Kathleen Mullan Harris, PhD

Dr. Harris served as the Director of Add Health from 2004 to 2021; she is the current Director of the Add Health Parent Study. Dr. Harris is the James E. Haar Distinguished Professor of Sociology and Adjunct Professor of Public Policy at the University of North Carolina at Chapel Hill. Her research focuses on social inequality and health with special attention to public policies designed to reduce health risks in disadvantaged populations. Dr. Harris transformed Add Health into a landmark study, funded by 24 NIH institutes and agencies, in which she integrated biological and genomic data with social and behavioral data for the scientific study of developmental and health trajectories across the early life course. She launched the Add Health Parent Study to understand how health and well-being are transmitted across generations. 

For her leadership on Add Health, she was awarded the Golden Goose Award from the US Congress for major breakthroughs in medicine, social behavior, and technological research and the Irene Taeuber Award from the Population Association of America in recognition of original and important contributions to the scientific study of population.
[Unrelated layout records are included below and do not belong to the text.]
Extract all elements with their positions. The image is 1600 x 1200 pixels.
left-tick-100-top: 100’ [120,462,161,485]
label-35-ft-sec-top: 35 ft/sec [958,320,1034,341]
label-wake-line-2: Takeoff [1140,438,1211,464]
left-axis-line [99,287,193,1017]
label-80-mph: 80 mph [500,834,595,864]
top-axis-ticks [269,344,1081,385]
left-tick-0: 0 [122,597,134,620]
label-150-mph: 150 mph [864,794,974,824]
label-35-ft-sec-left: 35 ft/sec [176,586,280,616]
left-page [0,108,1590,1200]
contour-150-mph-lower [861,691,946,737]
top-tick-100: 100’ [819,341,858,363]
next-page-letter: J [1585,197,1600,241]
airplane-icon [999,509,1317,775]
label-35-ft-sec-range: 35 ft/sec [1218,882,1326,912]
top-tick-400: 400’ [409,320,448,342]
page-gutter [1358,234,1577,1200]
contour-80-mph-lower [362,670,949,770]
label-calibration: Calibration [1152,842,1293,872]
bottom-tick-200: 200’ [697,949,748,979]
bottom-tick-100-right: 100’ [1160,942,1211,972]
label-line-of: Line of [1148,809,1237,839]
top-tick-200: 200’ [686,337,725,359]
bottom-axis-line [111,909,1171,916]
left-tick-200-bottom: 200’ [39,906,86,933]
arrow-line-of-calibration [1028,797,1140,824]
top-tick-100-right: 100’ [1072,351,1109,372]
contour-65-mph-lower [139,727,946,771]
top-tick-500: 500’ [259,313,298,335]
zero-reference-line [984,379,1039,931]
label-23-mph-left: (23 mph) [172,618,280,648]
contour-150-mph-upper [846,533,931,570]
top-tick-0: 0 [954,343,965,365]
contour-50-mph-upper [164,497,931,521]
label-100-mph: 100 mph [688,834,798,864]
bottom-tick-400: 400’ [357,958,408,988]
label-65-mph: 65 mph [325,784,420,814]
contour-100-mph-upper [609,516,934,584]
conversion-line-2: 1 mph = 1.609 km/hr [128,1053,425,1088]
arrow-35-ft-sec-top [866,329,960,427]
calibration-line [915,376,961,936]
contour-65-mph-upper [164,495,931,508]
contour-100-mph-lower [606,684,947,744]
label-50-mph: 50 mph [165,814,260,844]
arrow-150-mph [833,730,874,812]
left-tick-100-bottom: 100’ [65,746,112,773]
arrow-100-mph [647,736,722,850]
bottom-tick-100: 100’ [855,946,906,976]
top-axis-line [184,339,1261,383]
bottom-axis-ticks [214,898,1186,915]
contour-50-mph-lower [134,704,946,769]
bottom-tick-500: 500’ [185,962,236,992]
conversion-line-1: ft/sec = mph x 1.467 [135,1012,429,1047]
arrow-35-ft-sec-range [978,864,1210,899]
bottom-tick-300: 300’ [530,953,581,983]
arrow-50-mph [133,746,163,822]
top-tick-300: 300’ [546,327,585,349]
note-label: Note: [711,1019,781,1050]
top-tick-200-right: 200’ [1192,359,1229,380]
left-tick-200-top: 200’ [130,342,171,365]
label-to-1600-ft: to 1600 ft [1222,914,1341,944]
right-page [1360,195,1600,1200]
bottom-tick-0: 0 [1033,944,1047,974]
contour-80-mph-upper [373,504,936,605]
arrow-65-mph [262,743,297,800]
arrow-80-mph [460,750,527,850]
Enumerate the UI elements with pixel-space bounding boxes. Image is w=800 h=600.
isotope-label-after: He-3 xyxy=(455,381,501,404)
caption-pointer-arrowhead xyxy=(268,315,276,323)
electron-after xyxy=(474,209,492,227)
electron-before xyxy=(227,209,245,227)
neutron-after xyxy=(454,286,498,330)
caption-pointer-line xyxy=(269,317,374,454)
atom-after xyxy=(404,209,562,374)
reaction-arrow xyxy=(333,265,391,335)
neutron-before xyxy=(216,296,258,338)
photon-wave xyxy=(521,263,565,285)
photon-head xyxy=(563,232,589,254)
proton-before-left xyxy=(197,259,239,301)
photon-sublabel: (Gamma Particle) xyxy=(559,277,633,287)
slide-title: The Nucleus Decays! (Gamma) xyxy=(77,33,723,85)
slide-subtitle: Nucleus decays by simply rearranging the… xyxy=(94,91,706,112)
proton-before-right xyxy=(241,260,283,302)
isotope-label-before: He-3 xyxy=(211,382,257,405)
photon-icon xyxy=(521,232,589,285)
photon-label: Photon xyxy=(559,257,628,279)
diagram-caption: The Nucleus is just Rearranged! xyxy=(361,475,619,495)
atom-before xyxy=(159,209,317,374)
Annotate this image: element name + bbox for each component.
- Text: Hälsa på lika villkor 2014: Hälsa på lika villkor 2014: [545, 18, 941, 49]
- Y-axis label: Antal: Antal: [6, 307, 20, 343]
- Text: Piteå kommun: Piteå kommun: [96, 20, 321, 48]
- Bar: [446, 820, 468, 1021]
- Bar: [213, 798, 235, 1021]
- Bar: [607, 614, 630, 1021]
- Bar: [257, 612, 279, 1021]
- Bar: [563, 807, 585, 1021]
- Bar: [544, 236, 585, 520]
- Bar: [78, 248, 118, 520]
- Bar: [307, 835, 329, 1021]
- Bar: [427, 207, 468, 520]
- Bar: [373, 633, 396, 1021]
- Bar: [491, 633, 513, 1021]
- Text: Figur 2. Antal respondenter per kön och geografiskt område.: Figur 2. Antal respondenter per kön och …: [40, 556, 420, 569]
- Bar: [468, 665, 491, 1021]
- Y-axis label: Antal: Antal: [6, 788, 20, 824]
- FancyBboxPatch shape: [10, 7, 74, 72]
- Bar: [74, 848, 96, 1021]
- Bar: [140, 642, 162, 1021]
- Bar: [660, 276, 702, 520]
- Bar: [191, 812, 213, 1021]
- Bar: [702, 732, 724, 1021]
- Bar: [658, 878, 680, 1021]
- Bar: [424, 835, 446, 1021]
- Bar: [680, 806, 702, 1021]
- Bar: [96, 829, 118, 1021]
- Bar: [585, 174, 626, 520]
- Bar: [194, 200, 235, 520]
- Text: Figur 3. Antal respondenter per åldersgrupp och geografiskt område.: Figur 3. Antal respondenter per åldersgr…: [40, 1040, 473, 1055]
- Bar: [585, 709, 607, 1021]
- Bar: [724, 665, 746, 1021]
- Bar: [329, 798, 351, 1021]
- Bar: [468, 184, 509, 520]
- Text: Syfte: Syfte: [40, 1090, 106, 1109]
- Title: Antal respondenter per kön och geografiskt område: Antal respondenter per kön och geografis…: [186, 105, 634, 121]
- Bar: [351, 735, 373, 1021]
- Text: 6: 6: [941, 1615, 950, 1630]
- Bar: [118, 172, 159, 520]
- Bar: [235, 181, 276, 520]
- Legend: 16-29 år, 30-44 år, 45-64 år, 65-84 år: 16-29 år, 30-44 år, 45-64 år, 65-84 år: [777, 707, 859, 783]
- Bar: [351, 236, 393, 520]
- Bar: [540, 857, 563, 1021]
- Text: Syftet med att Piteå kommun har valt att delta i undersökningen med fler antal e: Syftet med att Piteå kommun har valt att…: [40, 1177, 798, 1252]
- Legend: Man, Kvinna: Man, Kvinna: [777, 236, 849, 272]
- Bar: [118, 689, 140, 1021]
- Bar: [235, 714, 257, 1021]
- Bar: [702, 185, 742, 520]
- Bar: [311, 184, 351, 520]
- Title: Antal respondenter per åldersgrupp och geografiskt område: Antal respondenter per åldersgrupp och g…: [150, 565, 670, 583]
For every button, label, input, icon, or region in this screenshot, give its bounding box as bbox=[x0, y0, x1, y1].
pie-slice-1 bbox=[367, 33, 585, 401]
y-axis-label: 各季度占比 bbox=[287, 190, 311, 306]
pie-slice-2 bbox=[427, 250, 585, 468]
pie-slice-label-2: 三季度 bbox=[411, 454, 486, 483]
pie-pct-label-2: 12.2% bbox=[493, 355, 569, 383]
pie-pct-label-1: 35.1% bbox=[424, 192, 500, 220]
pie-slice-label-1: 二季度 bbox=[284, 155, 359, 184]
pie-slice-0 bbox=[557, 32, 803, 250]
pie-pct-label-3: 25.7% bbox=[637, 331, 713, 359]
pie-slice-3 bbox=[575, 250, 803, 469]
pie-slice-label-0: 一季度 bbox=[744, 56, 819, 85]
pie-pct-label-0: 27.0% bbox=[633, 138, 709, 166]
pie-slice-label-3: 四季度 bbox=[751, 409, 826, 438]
Dr. Harris is past president of the Population Association of America, past president of the Interdisciplinary Association of Population Health Science, and an elected member of the National Academy of Sciences, Engineering, and Medicine, the American Academy of Arts and Sciences, and Fellow of the American Association for the Advancement of Science. She received her PhD in Demography from the University of Pennsylvania.

Former Director

J. Richard Udry, PhD

J. Richard Udry was an esteemed population studies scholar and Carolina Population Center’s Director from 1977 – 1992. Dr. Udry joined the UNC faculty as Associate Professor of Maternal and Child Health and Sociology in 1965. He became CPC Director in 1977, where he changed the structure and purpose of the Carolina Population Center and, today, it still closely resembles that structure and purpose. He also created the Faculty Fellows program, an elected group of UNC faculty members who choose to conduct population research at CPC. Dr. Udry is perhaps best known for creating the National Longitudinal Study of Adolescent to Adult Health, a longitudinal study of U.S. adolescents that started in 1994. It was built on the American Teenage Study which started in the 1980s and ended in 1991. Add Health is still a Carolina Population Center project and the data is used by thousands of researchers worldwide in a wide range of disciplines including sociology, psychology, criminology, education, economics, biostatistics, epidemiology, medicine, genetics, maternal and child health, nutrition, aging, environmental science and geography, among others. Dr. Udry passed away on July 29, 2012.